Children have a right to grow up in a family with a father and a mother.” It’s a sign of our strange times that such a statement made headlines around the globe in November 2014, even though Pope Francis was only stating a conviction which most people on the planet share.
The pope was addressing a gathering of religious leaders and scholars from around the world who had been invited to the Vatican to explore what their diverse faith traditions teach about marriage and “the complementarity of man and woman.” Several Plough contributors participated in the summit, which included Catholic, Evangelical, Anglican, Pentecostal, Eastern Orthodox, Mormon, Jewish, Muslim, Jain, Buddhist, and Hindu delegates.
The aim of Humanum: An International Interreligious Colloquium was to shore up a vital institution that has experienced decades of decline. Yet despite a host of problems threatening marriage today, the tone remained remarkably upbeat. As participant Russell Moore said, “We stand and speak not with clenched fists or with wringing hands, but with the open hearts of those who have a message and a mission.”
Presenters for the most part steered clear of controversy surrounding attempts to redefine marriage, focusing instead on a more fundamental challenge: how religious communities can encourage and support strong marriages and families. Organizers intended the conference to serve as a catalyst for increased cooperation among those who recognize marriage as a cornerstone of healthy families, communities, and societies. Highlights follow.
Jonathan Lord Sacks, former chief rabbi of the United Kingdom:
“Science takes things apart to see how they work. Religion puts things together to see what they mean. And that’s a way of thinking about culture also. Does it put things together or does it take things apart? What made the traditional family remarkable, a work of high religious art, is what it brought together: sexual drive, physical desire, friendship, companionship, emotional kinship and love, the begetting of children and their protection and care, their early education and induction into an identity and a history.…For a whole variety of reasons…almost everything that marriage once brought together has now been split apart. Sex has been divorced from love, love from commitment, marriage from having children, and having children from responsibility for their care.”

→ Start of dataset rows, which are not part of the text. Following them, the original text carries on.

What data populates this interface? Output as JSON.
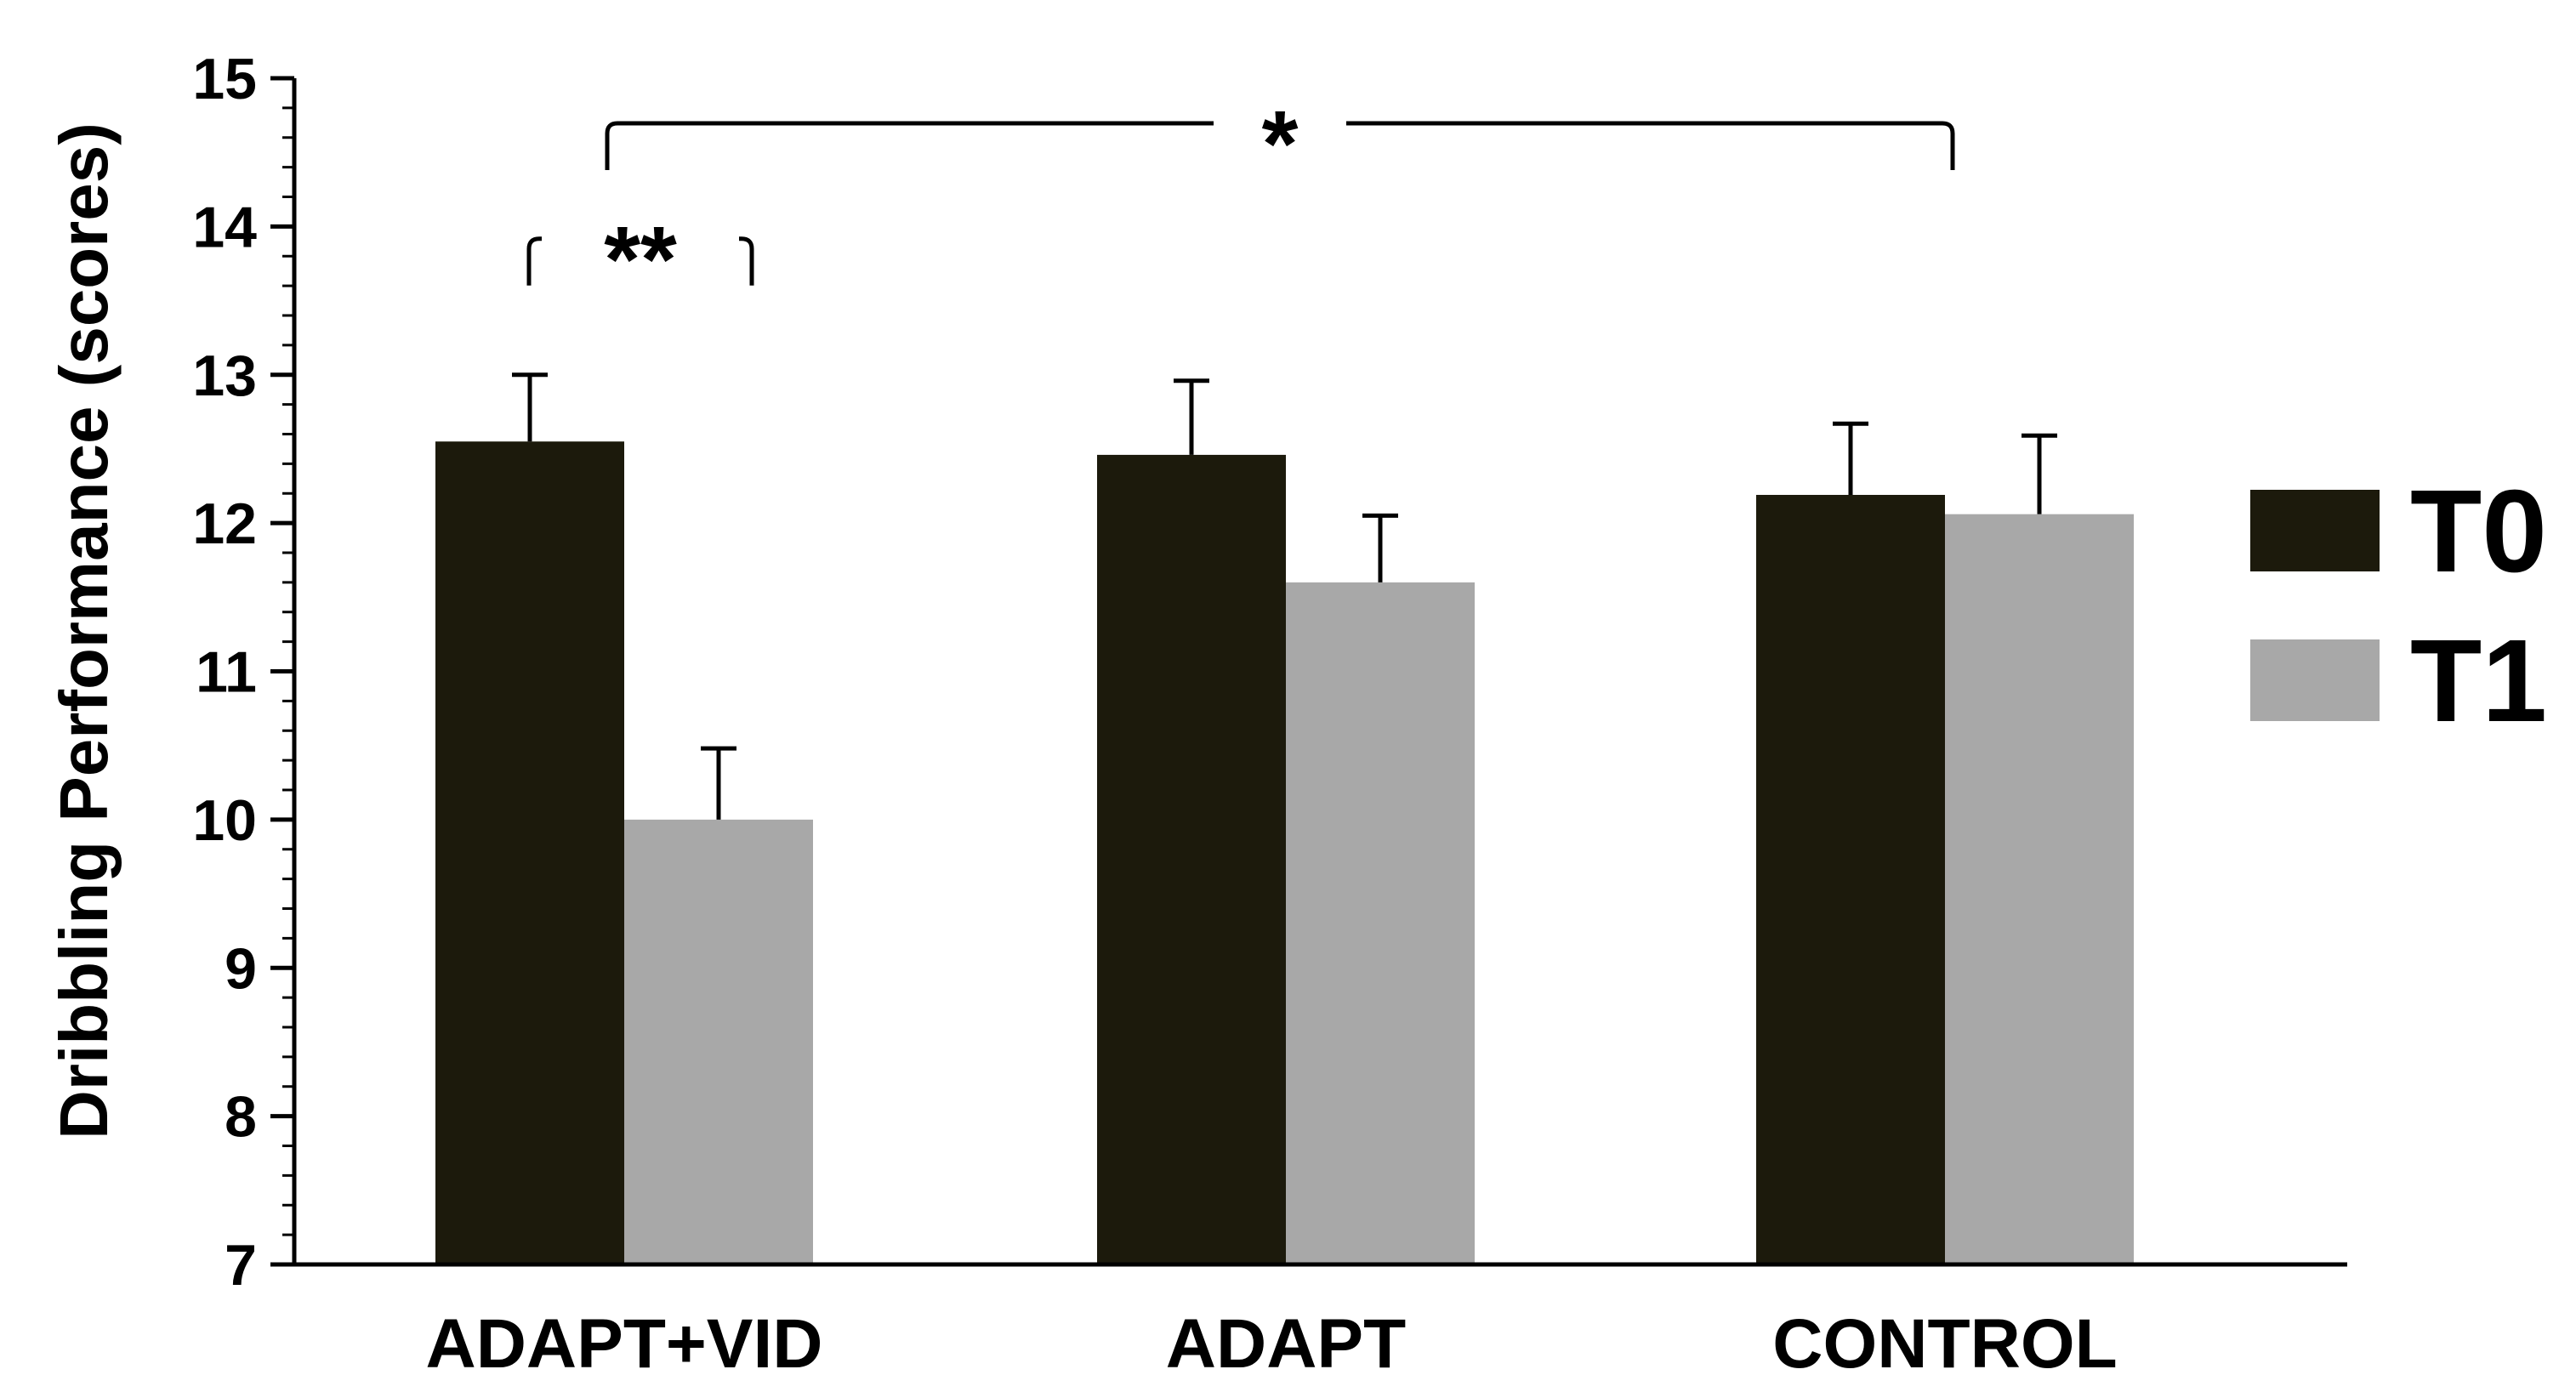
{
  "chart_data": {
    "type": "bar",
    "title": "",
    "xlabel": "",
    "ylabel": "Dribbling Performance (scores)",
    "ylim": [
      7,
      15
    ],
    "yticks": [
      7,
      8,
      9,
      10,
      11,
      12,
      13,
      14,
      15
    ],
    "grid": false,
    "legend_position": "right",
    "categories": [
      "ADAPT+VID",
      "ADAPT",
      "CONTROL"
    ],
    "series": [
      {
        "name": "T0",
        "color": "#1c1a0c",
        "values": [
          12.55,
          12.46,
          12.19
        ],
        "errors": [
          0.45,
          0.5,
          0.48
        ]
      },
      {
        "name": "T1",
        "color": "#a8a8a8",
        "values": [
          10.0,
          11.6,
          12.06
        ],
        "errors": [
          0.48,
          0.45,
          0.53
        ]
      }
    ],
    "annotations": [
      {
        "label": "**",
        "from_category": 0,
        "from_series": 0,
        "to_category": 0,
        "to_series": 1
      },
      {
        "label": "*",
        "from_category": 0,
        "from_series": 1,
        "to_category": 2,
        "to_series": 0
      }
    ]
  }
}
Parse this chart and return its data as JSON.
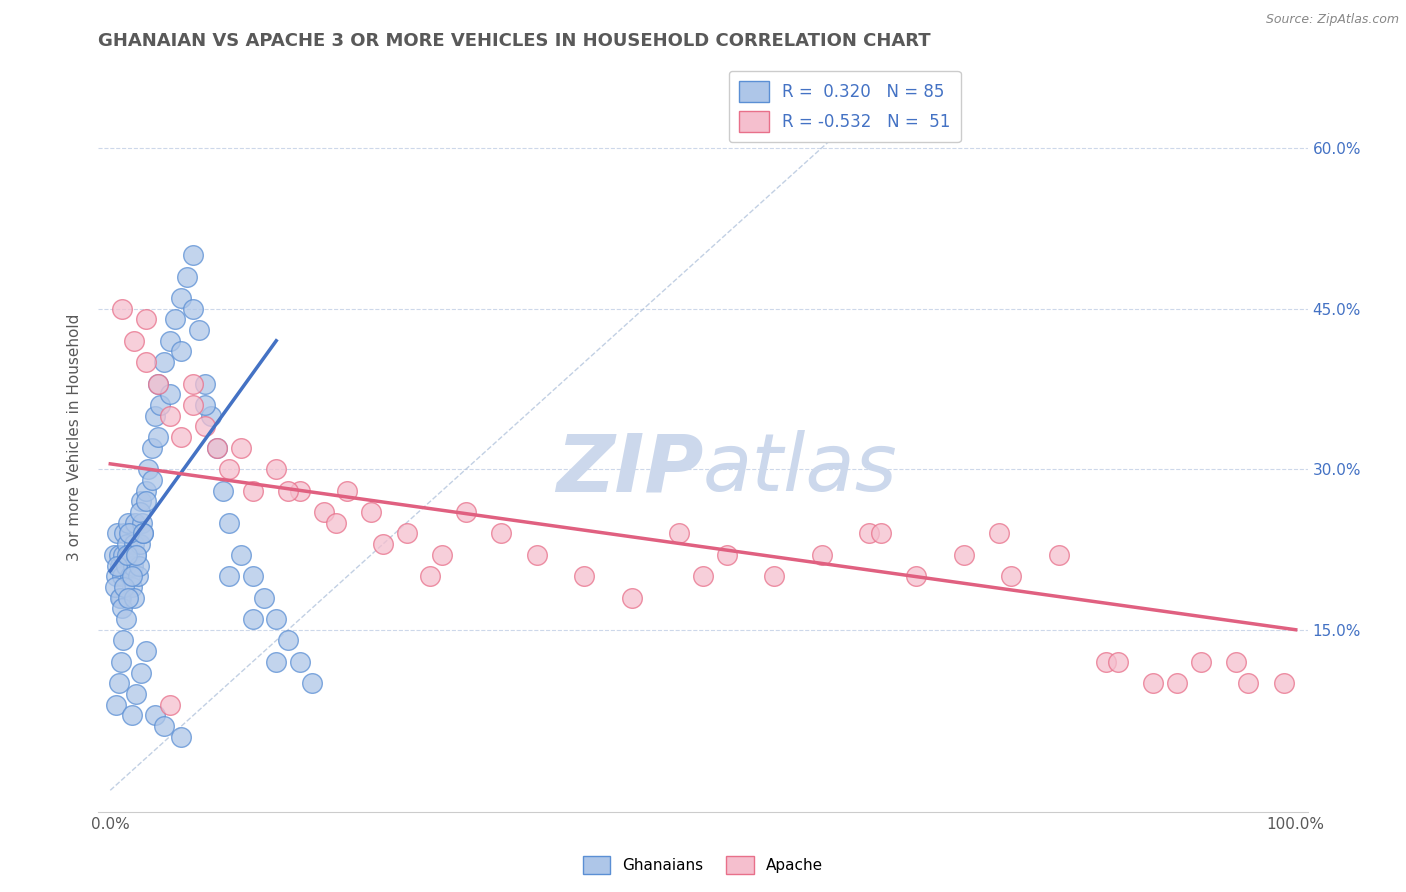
{
  "title": "GHANAIAN VS APACHE 3 OR MORE VEHICLES IN HOUSEHOLD CORRELATION CHART",
  "source_text": "Source: ZipAtlas.com",
  "ylabel": "3 or more Vehicles in Household",
  "xlim": [
    -1,
    101
  ],
  "ylim": [
    -2,
    68
  ],
  "x_ticks": [
    0,
    100
  ],
  "x_tick_labels": [
    "0.0%",
    "100.0%"
  ],
  "y_ticks_right": [
    15.0,
    30.0,
    45.0,
    60.0
  ],
  "y_tick_labels_right": [
    "15.0%",
    "30.0%",
    "45.0%",
    "60.0%"
  ],
  "legend_text_1": "R =  0.320   N = 85",
  "legend_text_2": "R = -0.532   N =  51",
  "color_blue_fill": "#aec6e8",
  "color_blue_edge": "#5b8fd4",
  "color_pink_fill": "#f5bfce",
  "color_pink_edge": "#e8708a",
  "color_blue_line": "#4472c4",
  "color_pink_line": "#e06080",
  "color_ref_line": "#a8bcd8",
  "color_legend_text": "#4472c4",
  "watermark_zip": "ZIP",
  "watermark_atlas": "atlas",
  "watermark_color": "#ccd8ec",
  "background_color": "#ffffff",
  "title_color": "#595959",
  "title_fontsize": 13,
  "grid_color": "#c8d4e8",
  "bottom_legend": [
    "Ghanaians",
    "Apache"
  ],
  "gh_x": [
    0.3,
    0.5,
    0.6,
    0.7,
    0.8,
    0.9,
    1.0,
    1.1,
    1.2,
    1.3,
    1.4,
    1.5,
    1.6,
    1.7,
    1.8,
    1.9,
    2.0,
    2.1,
    2.2,
    2.3,
    2.4,
    2.5,
    2.6,
    2.7,
    2.8,
    3.0,
    3.2,
    3.5,
    3.8,
    4.0,
    4.2,
    4.5,
    5.0,
    5.5,
    6.0,
    6.5,
    7.0,
    7.5,
    8.0,
    8.5,
    9.0,
    9.5,
    10.0,
    11.0,
    12.0,
    13.0,
    14.0,
    15.0,
    16.0,
    17.0,
    0.4,
    0.6,
    0.8,
    1.0,
    1.2,
    1.4,
    1.6,
    1.8,
    2.0,
    2.2,
    2.5,
    2.8,
    3.0,
    3.5,
    4.0,
    5.0,
    6.0,
    7.0,
    8.0,
    10.0,
    12.0,
    14.0,
    0.5,
    0.7,
    0.9,
    1.1,
    1.3,
    1.5,
    1.8,
    2.2,
    2.6,
    3.0,
    3.8,
    4.5,
    6.0
  ],
  "gh_y": [
    22.0,
    20.0,
    24.0,
    22.0,
    21.0,
    18.0,
    20.0,
    22.0,
    24.0,
    21.0,
    23.0,
    25.0,
    22.0,
    20.0,
    19.0,
    21.0,
    23.0,
    25.0,
    22.0,
    20.0,
    21.0,
    23.0,
    27.0,
    25.0,
    24.0,
    28.0,
    30.0,
    32.0,
    35.0,
    38.0,
    36.0,
    40.0,
    42.0,
    44.0,
    46.0,
    48.0,
    50.0,
    43.0,
    38.0,
    35.0,
    32.0,
    28.0,
    25.0,
    22.0,
    20.0,
    18.0,
    16.0,
    14.0,
    12.0,
    10.0,
    19.0,
    21.0,
    18.0,
    17.0,
    19.0,
    22.0,
    24.0,
    20.0,
    18.0,
    22.0,
    26.0,
    24.0,
    27.0,
    29.0,
    33.0,
    37.0,
    41.0,
    45.0,
    36.0,
    20.0,
    16.0,
    12.0,
    8.0,
    10.0,
    12.0,
    14.0,
    16.0,
    18.0,
    7.0,
    9.0,
    11.0,
    13.0,
    7.0,
    6.0,
    5.0
  ],
  "ap_x": [
    1.0,
    2.0,
    3.0,
    4.0,
    5.0,
    6.0,
    7.0,
    8.0,
    9.0,
    10.0,
    12.0,
    14.0,
    16.0,
    18.0,
    20.0,
    22.0,
    25.0,
    28.0,
    30.0,
    33.0,
    36.0,
    40.0,
    44.0,
    48.0,
    52.0,
    56.0,
    60.0,
    64.0,
    68.0,
    72.0,
    76.0,
    80.0,
    84.0,
    88.0,
    92.0,
    96.0,
    3.0,
    7.0,
    11.0,
    15.0,
    19.0,
    23.0,
    27.0,
    50.0,
    65.0,
    75.0,
    85.0,
    90.0,
    95.0,
    99.0,
    5.0
  ],
  "ap_y": [
    45.0,
    42.0,
    40.0,
    38.0,
    35.0,
    33.0,
    36.0,
    34.0,
    32.0,
    30.0,
    28.0,
    30.0,
    28.0,
    26.0,
    28.0,
    26.0,
    24.0,
    22.0,
    26.0,
    24.0,
    22.0,
    20.0,
    18.0,
    24.0,
    22.0,
    20.0,
    22.0,
    24.0,
    20.0,
    22.0,
    20.0,
    22.0,
    12.0,
    10.0,
    12.0,
    10.0,
    44.0,
    38.0,
    32.0,
    28.0,
    25.0,
    23.0,
    20.0,
    20.0,
    24.0,
    24.0,
    12.0,
    10.0,
    12.0,
    10.0,
    8.0
  ],
  "blue_line_x": [
    0,
    14
  ],
  "blue_line_y": [
    20.5,
    42.0
  ],
  "pink_line_x": [
    0,
    100
  ],
  "pink_line_y": [
    30.5,
    15.0
  ],
  "ref_line_x": [
    0,
    65
  ],
  "ref_line_y": [
    0,
    65
  ]
}
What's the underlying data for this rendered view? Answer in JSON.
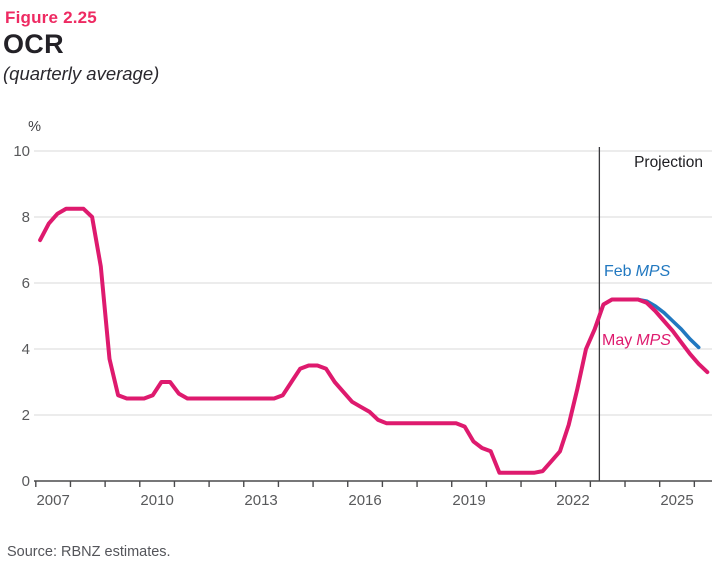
{
  "header": {
    "figure_label": "Figure 2.25",
    "title": "OCR",
    "subtitle": "(quarterly average)"
  },
  "footer": {
    "source": "Source: RBNZ estimates."
  },
  "colors": {
    "pink": "#de1a6e",
    "figure_label_pink": "#ee2a62",
    "blue": "#2178c0",
    "dark_text": "#232127",
    "annotation_dark": "#1d1d21",
    "axis_label_gray": "#58595b",
    "gridline_gray": "#d8d8da",
    "axis_line": "#4a4a4c",
    "projection_line": "#3a3a3e",
    "background": "#ffffff"
  },
  "chart_data": {
    "type": "line",
    "title": "OCR",
    "subtitle": "(quarterly average)",
    "unit_label": "%",
    "ylim": [
      0,
      10
    ],
    "y_ticks": [
      0,
      2,
      4,
      6,
      8,
      10
    ],
    "x_tick_years": [
      2007,
      2008,
      2009,
      2010,
      2011,
      2012,
      2013,
      2014,
      2015,
      2016,
      2017,
      2018,
      2019,
      2020,
      2021,
      2022,
      2023,
      2024,
      2025,
      2026
    ],
    "x_label_years": [
      2007,
      2010,
      2013,
      2016,
      2019,
      2022,
      2025
    ],
    "x_tick_labels": [
      "2007",
      "2010",
      "2013",
      "2016",
      "2019",
      "2022",
      "2025"
    ],
    "xlim": [
      2007.0,
      2026.6
    ],
    "projection_x": 2023.26,
    "grid": "horizontal-only",
    "legend_position": "inline-annotations",
    "annotations": {
      "projection": "Projection",
      "feb_word": "Feb",
      "may_word": "May",
      "mps": "MPS"
    },
    "series": [
      {
        "name": "Feb MPS",
        "color_key": "blue",
        "x_start_year": 2023.125,
        "x_step_years": 0.25,
        "values": [
          4.6,
          5.35,
          5.5,
          5.5,
          5.5,
          5.5,
          5.45,
          5.3,
          5.1,
          4.85,
          4.6,
          4.3,
          4.05
        ]
      },
      {
        "name": "May MPS",
        "color_key": "pink",
        "x_start_year": 2007.125,
        "x_step_years": 0.25,
        "values": [
          7.3,
          7.8,
          8.1,
          8.25,
          8.25,
          8.25,
          8.0,
          6.5,
          3.7,
          2.6,
          2.5,
          2.5,
          2.5,
          2.6,
          3.0,
          3.0,
          2.65,
          2.5,
          2.5,
          2.5,
          2.5,
          2.5,
          2.5,
          2.5,
          2.5,
          2.5,
          2.5,
          2.5,
          2.6,
          3.0,
          3.4,
          3.5,
          3.5,
          3.4,
          3.0,
          2.7,
          2.4,
          2.25,
          2.1,
          1.85,
          1.75,
          1.75,
          1.75,
          1.75,
          1.75,
          1.75,
          1.75,
          1.75,
          1.75,
          1.65,
          1.2,
          1.0,
          0.9,
          0.25,
          0.25,
          0.25,
          0.25,
          0.25,
          0.3,
          0.6,
          0.9,
          1.7,
          2.8,
          4.0,
          4.6,
          5.35,
          5.5,
          5.5,
          5.5,
          5.5,
          5.4,
          5.15,
          4.85,
          4.55,
          4.2,
          3.85,
          3.55,
          3.3
        ]
      }
    ]
  }
}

Johann Christoph Arnold, Bruderhof pastor and author of Sex, God, and Marriage:
“Children and young people desperately need to see role models who prove with their lives that faithful marriage is one of the most wonderful ways one can serve humankind. But married couples standing alone aren’t enough. We need strong faith communities to sustain and support them.…Marriage is more than a private contract between two people. God did not have in mind merely the personal happiness of separate individuals, but the establishment of God-fearing relationships in a communion of families under his rulership.”
Russell Moore, president of the Ethics and Religious Liberty Commission of the Southern Baptist Convention:
“All of us in this room share at least one thing in common. We did not spring into existence out of nothing, but each one of us can trace his or her origins back to a man and a woman, a mother and a father.…We are not created as “spouse A” and “spouse B,” but as man and as woman, and in marriage as husband and as wife, in parenting as mother and as father. Masculinity and femininity are not aspects of the fallen order to be overcome, but are instead part of what God declared from the beginning to be “very good.”
Rick Warren, senior pastor of Saddleback Church:
“You see, truth is still truth, no matter how many people doubt it. I may deny the law of gravity, but it doesn’t change gravity. And just because we break God’s laws, does not invalidate them. A lie doesn’t become a truth and wrong doesn’t become right and evil doesn’t become good just because it’s popular.”
At the close of the event, Eugene and Jacqueline Rivers delivered an affirmation by those assembled, ending with these words:
“For marriage is no mere symbol of achievement, but the very foundation – a base from which to build a family and from there a community. For on earth marriage binds us across the ages in the flesh, across families in the flesh, and across the fearful and wonderful divide of man and woman, in the flesh. This is not ours to alter. It is ours, however, to encourage and celebrate.”